Skip forward several months, and we are still using our current TV. After letting my impulse decision making settle down we figured that we don’t need a new TV. And a 65 inch would be far too large for our house.
Besides, the new TV wouldn’t be able to do much more than our current one. Sure the screen is larger, and the entire unit is more sleek and modern, but our current one function perfectly.
That store card that he wrote the price and deal end data on still sits on my fridge to this day. To remind me that I shouldn’t give in to impulse purchases.
Any good marketer knows that impulse purchases are a gold mine. If you can get a product in front of people and play with their emotions you can get them to purchase impulsively.
It is easier to sell a product to someone who is impulse purchasing over someone who has done research on what they are wanting to buy.
In fact, there are entire stores that rely on impulse purchase to sell items. Think about cheap thrift stores or even electronic stores.
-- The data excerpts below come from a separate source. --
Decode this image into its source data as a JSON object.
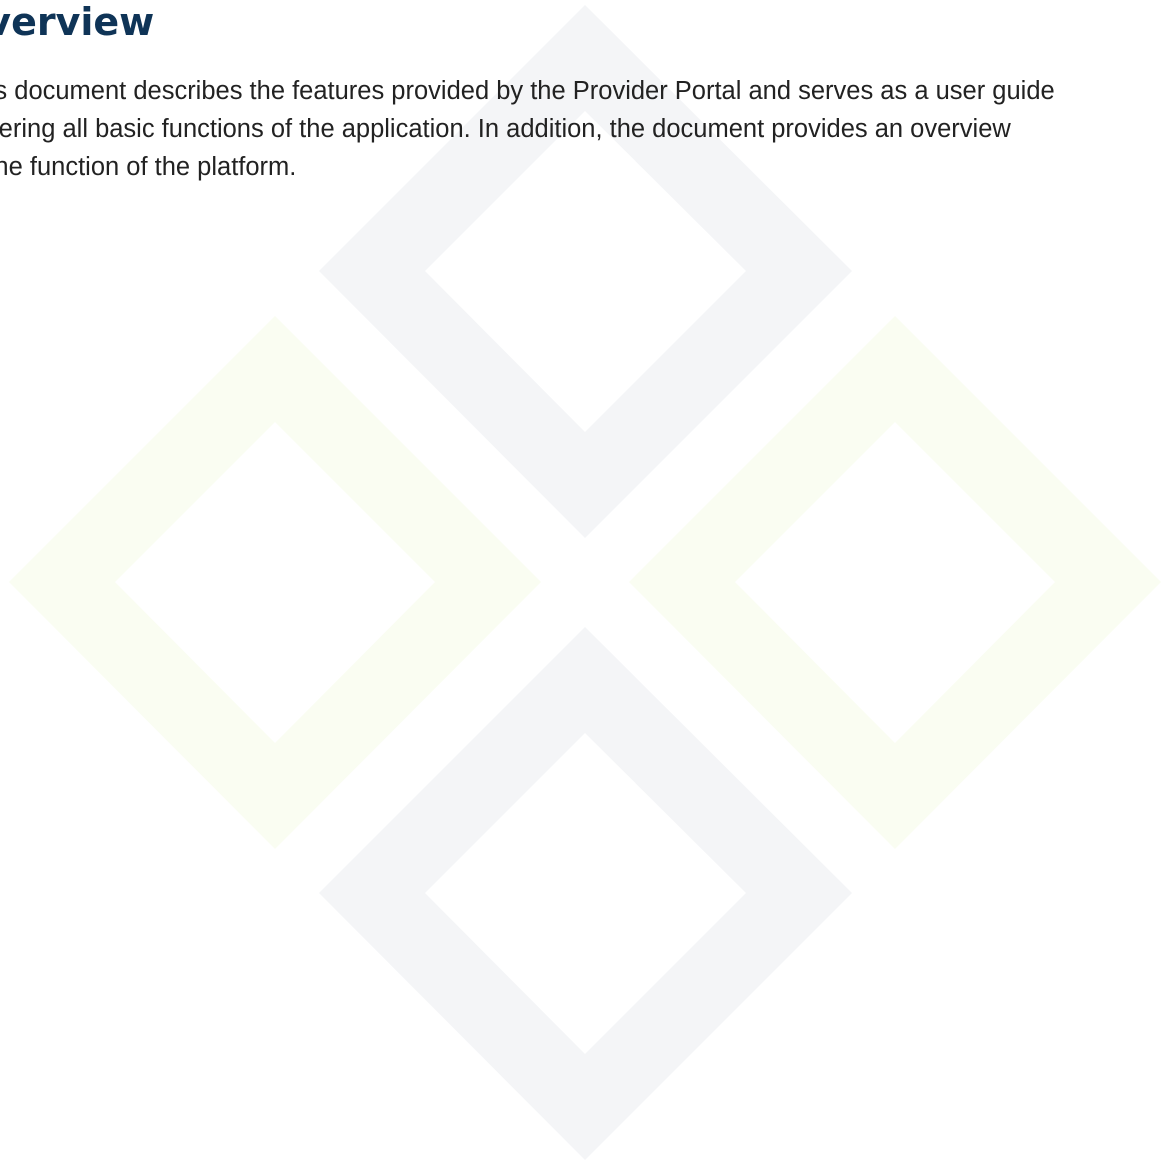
{
  "page": {
    "title": "Overview",
    "intro_lines": [
      "This document describes the features provided by the Provider Portal and serves as a user guide",
      "covering all basic functions of the application. In addition, the document provides an overview",
      "of the function of the platform."
    ]
  },
  "watermark": {
    "icon": "four-diamond-watermark-icon",
    "colors": {
      "grey": "#f4f5f7",
      "green": "#fafdf2"
    }
  }
}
Much of what they sell can be bought at a far cheaper price online direct from the manufacturer.
The only difference being is that if you buy it online you have to wait for shipping. It is harder to impulse purchase an item that requires several days to ship.
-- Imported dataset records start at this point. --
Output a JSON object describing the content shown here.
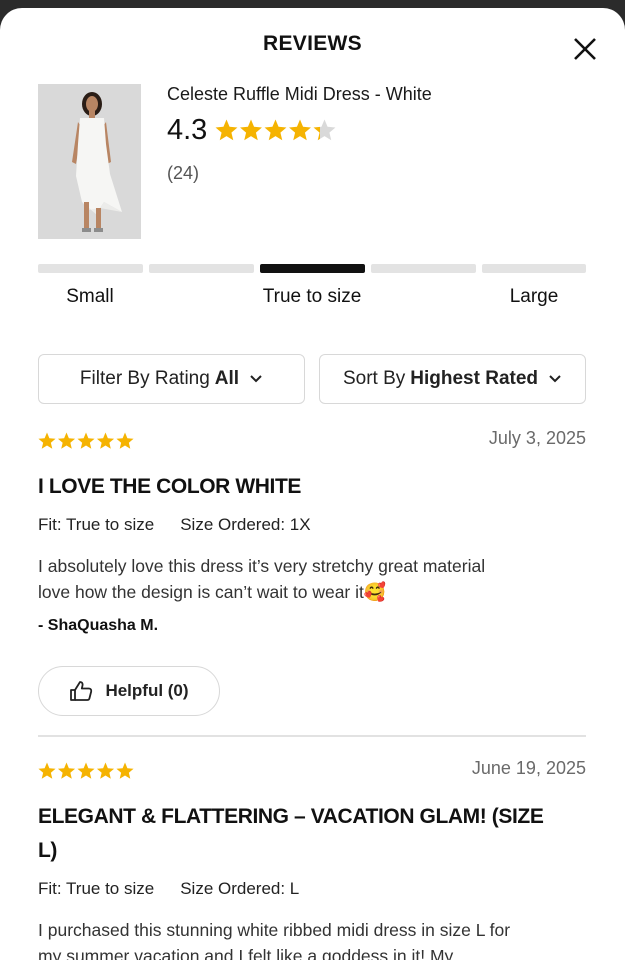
{
  "header": {
    "title": "REVIEWS"
  },
  "product": {
    "name": "Celeste Ruffle Midi Dress - White",
    "rating": "4.3",
    "rating_value": 4.3,
    "review_count": "(24)"
  },
  "fit": {
    "labels": [
      "Small",
      "True to size",
      "Large"
    ],
    "selected_segment": 3,
    "segments": 5
  },
  "filters": {
    "filter_prefix": "Filter By Rating",
    "filter_value": "All",
    "sort_prefix": "Sort By",
    "sort_value": "Highest Rated"
  },
  "reviews": [
    {
      "stars": 5,
      "date": "July 3, 2025",
      "title": "I LOVE THE COLOR WHITE",
      "fit": "Fit: True to size",
      "size": "Size Ordered: 1X",
      "body_line1": "I absolutely love this dress it’s very stretchy great material",
      "body_line2": "love how the design is can’t wait to wear it",
      "emoji": "🥰",
      "author": "- ShaQuasha M.",
      "helpful": "Helpful (0)"
    },
    {
      "stars": 5,
      "date": "June 19, 2025",
      "title_line1": "ELEGANT & FLATTERING – VACATION GLAM! (SIZE",
      "title_line2": "L)",
      "fit": "Fit: True to size",
      "size": "Size Ordered: L",
      "body_line1": "I purchased this stunning white ribbed midi dress in size L for",
      "body_line2": "my summer vacation and I felt like a goddess in it! My"
    }
  ],
  "colors": {
    "star": "#F5B301",
    "star_empty": "#D9D9D9",
    "bar_active": "#111111",
    "bar_inactive": "#E3E3E3"
  }
}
So if all the items they sell can be bought online, either the customer doesn’t know about it, or they are making impulse purchases.
Sale Sale Sale
Stores having sales is another way of playing with your emotions to try and get you to make an impulse buy. It plays on our emotion of not missing out on a deal to “save” a certain amount on an item.
When in fact, if something is on sale, you don’t save money when you buy it. You Spend Money! You don’t miss out on saving any money if you don’t buy it. Either way, you are spending money. Most likely on an item, you don’t need.
Don’t let sales trick you into thinking you are saving, when in fact you are spending. The only time you should buy at sales is if you had already been looking to purchase the item and were just waiting for it to go on sale.
I waited several months for a table saw that I wanted to go on sale. I knew that they had sales on them, as I found an archived catalogue from the store with a previous sale. And I knew the sale was a good one, $500 off- bring the table saw done to $700. So I waited for it to repeat. And sure enough, it did.
Don’t give in to time pressures
This is the thing with sales and special offers these days. They repeat. And this is a good thing if you recognise it. You don’t need to give in to the time pressure associated with these sales.
Having the offer only be available for a certain period of time plays to our emotions of missing out again. Fueling our impulses to purchase. But if you know the sale is more likely to repeat, then it shouldn’t affect you as much.
Give yourself a cooling-off period
And since you know the sale will repeat, you won’t be inclined to think that you are missing out. You can go home and spend a few days thinking about whether you actually need the item that was on sale.
More often than not, like the TV from earlier, after a few days thinking you will realise that you don’t need to buy whatever it was. You realise that is was just savvy marketing.
Putting the item on a discounted rate for a short period of time plays to our emotions and helps use impulse buy. There are entire shops that use this tactic to operate. There are several retailers that have sales so often in NZ that you would never buy anything at full price. And that makes me think that they could just be overinflating their prices normally to allow for their frequent sales.
Before making a big purchase here are a few things to do.
- Sleep on it- give yourself a few days to think it over
- Don’t feel time pressure- the sale will more than likely happen again
- Remember when something is on sale, you are not saving money, you are just spending less money than it would normally cost.
Have you had any impulse purchases that you now regret?